Si la plupart des démocraties connaissent des mouvements de protestation et des épisodes violents, la France fait exception par la multiplication des mouvements et la perte de contrôle de l’ordre public par l’État.
Le bilan de la vague de violences urbaines qui a parcouru la France depuis la mort tragique du jeune Nahel, à Nanterre, dépasse celui des émeutes de 2005 et défie l’entendement. Cette flambée de violence marque une incontestable accélération dans le processus de désintégration de la nation française. La violence est sortie de toute limite, qu’elle vise les biens ou concerne les personnes. Elle n’est pas limitée aux quartiers dits prioritaires, mais contamine tout le territoire. Elle s’attaque en priorité à l’autorité de l’État, à travers les bâtiments et les agents publics, et aux symboles de la consommation, à travers le pillage des magasins ou des agences des banques et des assurances.
Si la plupart des démocraties connaissent des mouvements de protestation et des épisodes violents, à commencer par les États-Unis, écartelés entre les militants de Black Lives Matter et les insurgés qui prirent d’assaut le Capitole, le 6 janvier 2021, la France fait exception par la multiplication des mouvements et la perte de contrôle de l’ordre public par l’État.
Depuis 2015, en effet, se sont succédé quatre mouvements, qui ont installé un climat de guerre civile de moins en moins froide. La vague d’attentats islamistes a ouvert la voie à la déstabilisation des institutions et des valeurs de la République par une partie de la communauté musulmane. Les « gilets jaunes » ont montré le dépérissement et le sentiment d’abandon de la France périphérique. La protestation démesurée contre la réforme des retraites a exprimé l’anxiété de la classe moyenne devant sa paupérisation. Enfin, le soulèvement des banlieues a souligné l’anomie de pans entiers du territoire et de la population, qui vit dans une contre-société gouvernée non par les lois de la République, mais par celles du trafic de drogue et des communautés.
La diversité de ces révoltes et de ces colères prouve que leur origine n’est pas à chercher dans un racisme systémique de la société ou de l’État. Les véritables raisons sont à trouver dans l’accélération du décrochage de la France, devenue l’homme malade de l’Europe. Faillite économique avec une croissance nulle et des gains de productivité en diminution, annonçant la sortie des dix premières puissances économiques mondiales avant la fin de la décennie.
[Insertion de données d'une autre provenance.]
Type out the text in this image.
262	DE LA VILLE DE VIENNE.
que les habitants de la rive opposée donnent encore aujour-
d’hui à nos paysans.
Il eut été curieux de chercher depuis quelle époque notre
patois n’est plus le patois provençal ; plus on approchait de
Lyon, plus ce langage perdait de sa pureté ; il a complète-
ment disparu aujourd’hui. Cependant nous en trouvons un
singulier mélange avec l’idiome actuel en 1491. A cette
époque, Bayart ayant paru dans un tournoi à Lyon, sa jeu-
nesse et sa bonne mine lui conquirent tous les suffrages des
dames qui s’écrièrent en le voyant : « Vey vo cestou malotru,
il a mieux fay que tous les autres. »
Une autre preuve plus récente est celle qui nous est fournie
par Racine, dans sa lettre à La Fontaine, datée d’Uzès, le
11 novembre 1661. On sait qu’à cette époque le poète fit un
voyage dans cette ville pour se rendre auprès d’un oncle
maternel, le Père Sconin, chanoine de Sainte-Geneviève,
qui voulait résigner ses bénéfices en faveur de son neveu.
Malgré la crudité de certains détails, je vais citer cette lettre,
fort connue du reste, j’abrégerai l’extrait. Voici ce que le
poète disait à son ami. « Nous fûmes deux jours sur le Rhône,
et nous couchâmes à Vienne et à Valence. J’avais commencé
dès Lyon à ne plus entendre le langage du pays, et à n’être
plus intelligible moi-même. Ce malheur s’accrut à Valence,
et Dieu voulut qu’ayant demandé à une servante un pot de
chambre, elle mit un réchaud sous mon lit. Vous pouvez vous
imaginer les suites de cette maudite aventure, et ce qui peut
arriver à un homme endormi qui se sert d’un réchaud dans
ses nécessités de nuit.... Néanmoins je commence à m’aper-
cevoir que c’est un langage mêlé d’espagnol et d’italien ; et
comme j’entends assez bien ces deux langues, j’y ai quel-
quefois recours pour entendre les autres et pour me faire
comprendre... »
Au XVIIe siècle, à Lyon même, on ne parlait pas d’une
Faillite sociale, avec une richesse par habitant inférieure de 15 % à celle de l’Allemagne, un chômage de masse et une pauvreté touchant plus de 9 millions de personnes. Faillite financière, avec une dette publique qui a dépassé 3 000 milliards d’euros, redoublée par une dette privée de 146 % du PIB ainsi qu’une balance commerciale déficitaire de 7 % du PIB. Faillite civique, avec un État-providence qui a détruit la citoyenneté – les revenus de 70 % des Français dépendant de manière critique des aides sociales – , la sécession d’une immigration incontrôlée, une jeunesse ayant pour seul repère les réseaux sociaux. Faillite politique d’un État obèse et impotent, qui monopolise 58 % du PIB tout en étant incapable de remplir sa mission première de maintien de la sécurité comme d’assurer les services essentiels dans les domaines de l’éducation, de la santé ou des transports. Faillite morale liée à la dynamique de la haine, de la violence et de la peur, qui alimente la défiance des citoyens envers la démocratie et prépare l’arrivée au pouvoir de l’extrême droite.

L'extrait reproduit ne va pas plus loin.